3.4 Context-Specific Considerations on the Deployment of Specific Payloads (Legal and Operational considerations)
Once you have decided to engage the attacker and determined the appropriate type of response, you need to revert back to your constraints and take into account two types of considerations: legal limitations on the use of the components (the exact same payload may be prohibited for use by a bank but permitted by a manufacturing plant due to specific industry regulation); and operational aspects of the same.
In the broadest of terms, we expect defenders to asks two major operational questions – “What are the objectives of this defense?” and “What are the desired effects of this deployment?” If your operational objective is to avoid engagement with the attacker, you may choose to deploy either forensic or monitoring payloads. If your objective is to engage directly, you may choose either an active or passive engagement component. The determination is also made in terms of the effectiveness of the measure: even if you want to engage an attacker quickly and directly by disabling the network connectivity of each and every compromised endpoint, it may be unwise to do so when the attack you’re trying to deflect is coming from multiple attack vectors.
The relationship between these two operational parameters is what dictates what payloads are suited for each situation just as much as the legal constraints dictate the types of payloads that can or cannot be used. If the defender’s objective is to prevent further attacks and the desired effect is to achieve deterrence, it is up to each deterrence to determine which payloads best serve the combined goals, given the limitations of the law.
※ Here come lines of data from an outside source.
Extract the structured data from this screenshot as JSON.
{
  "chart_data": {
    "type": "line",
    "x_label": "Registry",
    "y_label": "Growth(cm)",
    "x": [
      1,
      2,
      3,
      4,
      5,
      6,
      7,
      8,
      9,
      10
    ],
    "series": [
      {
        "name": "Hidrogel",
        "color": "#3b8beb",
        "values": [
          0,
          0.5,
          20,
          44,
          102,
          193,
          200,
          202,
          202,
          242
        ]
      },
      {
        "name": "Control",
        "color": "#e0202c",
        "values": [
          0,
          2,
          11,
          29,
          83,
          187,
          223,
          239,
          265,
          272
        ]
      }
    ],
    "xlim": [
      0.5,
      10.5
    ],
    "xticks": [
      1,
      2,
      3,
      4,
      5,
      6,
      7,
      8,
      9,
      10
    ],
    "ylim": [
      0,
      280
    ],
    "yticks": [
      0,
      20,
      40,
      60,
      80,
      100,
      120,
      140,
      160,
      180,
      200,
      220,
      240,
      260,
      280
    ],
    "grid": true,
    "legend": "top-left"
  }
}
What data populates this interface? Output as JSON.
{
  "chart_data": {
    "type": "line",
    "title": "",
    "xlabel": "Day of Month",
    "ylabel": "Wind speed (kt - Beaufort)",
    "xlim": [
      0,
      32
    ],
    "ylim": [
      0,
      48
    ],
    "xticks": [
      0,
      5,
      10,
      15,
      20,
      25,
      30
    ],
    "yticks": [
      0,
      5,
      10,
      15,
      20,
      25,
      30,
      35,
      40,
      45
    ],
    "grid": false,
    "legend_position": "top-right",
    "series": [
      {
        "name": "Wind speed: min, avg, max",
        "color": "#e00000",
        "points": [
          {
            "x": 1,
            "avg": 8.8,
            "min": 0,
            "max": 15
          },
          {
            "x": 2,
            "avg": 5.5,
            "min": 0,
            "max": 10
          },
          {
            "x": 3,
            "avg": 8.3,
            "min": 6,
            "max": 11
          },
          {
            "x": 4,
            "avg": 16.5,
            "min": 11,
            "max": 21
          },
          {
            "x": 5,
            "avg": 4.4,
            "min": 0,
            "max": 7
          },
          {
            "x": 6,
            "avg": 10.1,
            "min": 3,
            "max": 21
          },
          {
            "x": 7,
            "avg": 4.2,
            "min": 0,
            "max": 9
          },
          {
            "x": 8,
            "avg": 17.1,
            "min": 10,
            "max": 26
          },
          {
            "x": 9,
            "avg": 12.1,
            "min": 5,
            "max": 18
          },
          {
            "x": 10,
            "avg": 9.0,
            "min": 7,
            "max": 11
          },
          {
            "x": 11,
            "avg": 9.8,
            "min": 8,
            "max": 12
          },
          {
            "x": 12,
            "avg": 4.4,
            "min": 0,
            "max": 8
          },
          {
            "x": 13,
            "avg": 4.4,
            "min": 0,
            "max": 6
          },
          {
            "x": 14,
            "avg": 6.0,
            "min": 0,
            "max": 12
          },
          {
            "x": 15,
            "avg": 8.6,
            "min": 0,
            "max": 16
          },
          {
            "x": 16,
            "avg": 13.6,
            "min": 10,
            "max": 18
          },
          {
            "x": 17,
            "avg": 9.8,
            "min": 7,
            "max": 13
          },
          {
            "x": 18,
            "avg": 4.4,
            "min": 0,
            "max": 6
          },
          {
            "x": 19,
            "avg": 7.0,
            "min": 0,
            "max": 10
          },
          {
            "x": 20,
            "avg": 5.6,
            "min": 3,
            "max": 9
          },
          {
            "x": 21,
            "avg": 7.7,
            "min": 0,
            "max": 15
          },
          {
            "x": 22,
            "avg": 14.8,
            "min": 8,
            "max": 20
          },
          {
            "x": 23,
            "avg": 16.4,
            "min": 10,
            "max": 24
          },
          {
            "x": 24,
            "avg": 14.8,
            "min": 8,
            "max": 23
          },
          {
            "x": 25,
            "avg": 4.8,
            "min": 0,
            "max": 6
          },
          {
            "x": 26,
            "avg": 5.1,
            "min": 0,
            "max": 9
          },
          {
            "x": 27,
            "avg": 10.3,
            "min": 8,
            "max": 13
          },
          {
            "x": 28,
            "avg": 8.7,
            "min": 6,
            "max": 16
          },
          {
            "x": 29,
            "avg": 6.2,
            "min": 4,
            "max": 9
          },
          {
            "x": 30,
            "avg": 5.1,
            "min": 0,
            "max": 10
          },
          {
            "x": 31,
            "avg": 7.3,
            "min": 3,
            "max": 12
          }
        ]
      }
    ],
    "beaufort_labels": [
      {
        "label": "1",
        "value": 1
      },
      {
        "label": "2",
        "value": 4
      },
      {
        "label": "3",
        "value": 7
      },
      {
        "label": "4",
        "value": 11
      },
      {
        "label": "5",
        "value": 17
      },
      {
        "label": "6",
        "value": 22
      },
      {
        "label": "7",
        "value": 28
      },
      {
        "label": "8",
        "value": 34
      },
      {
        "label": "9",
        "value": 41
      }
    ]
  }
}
If a conclusion is to be reached from the discussion listed above, it is this one: The determination of which payload is suited for each purpose is not only a legal concern, but also an operational one.
We advise practitioners wishing to design active defense campaigns to first determine the applicable law as it applies to them, and once the applicability of the law has been clearly defined, defenders must define the objectives of their defense, incorporate into their defensive strategy the applicable legal limitations, and then design a deployment campaign which takes into account the desired effects of the defense.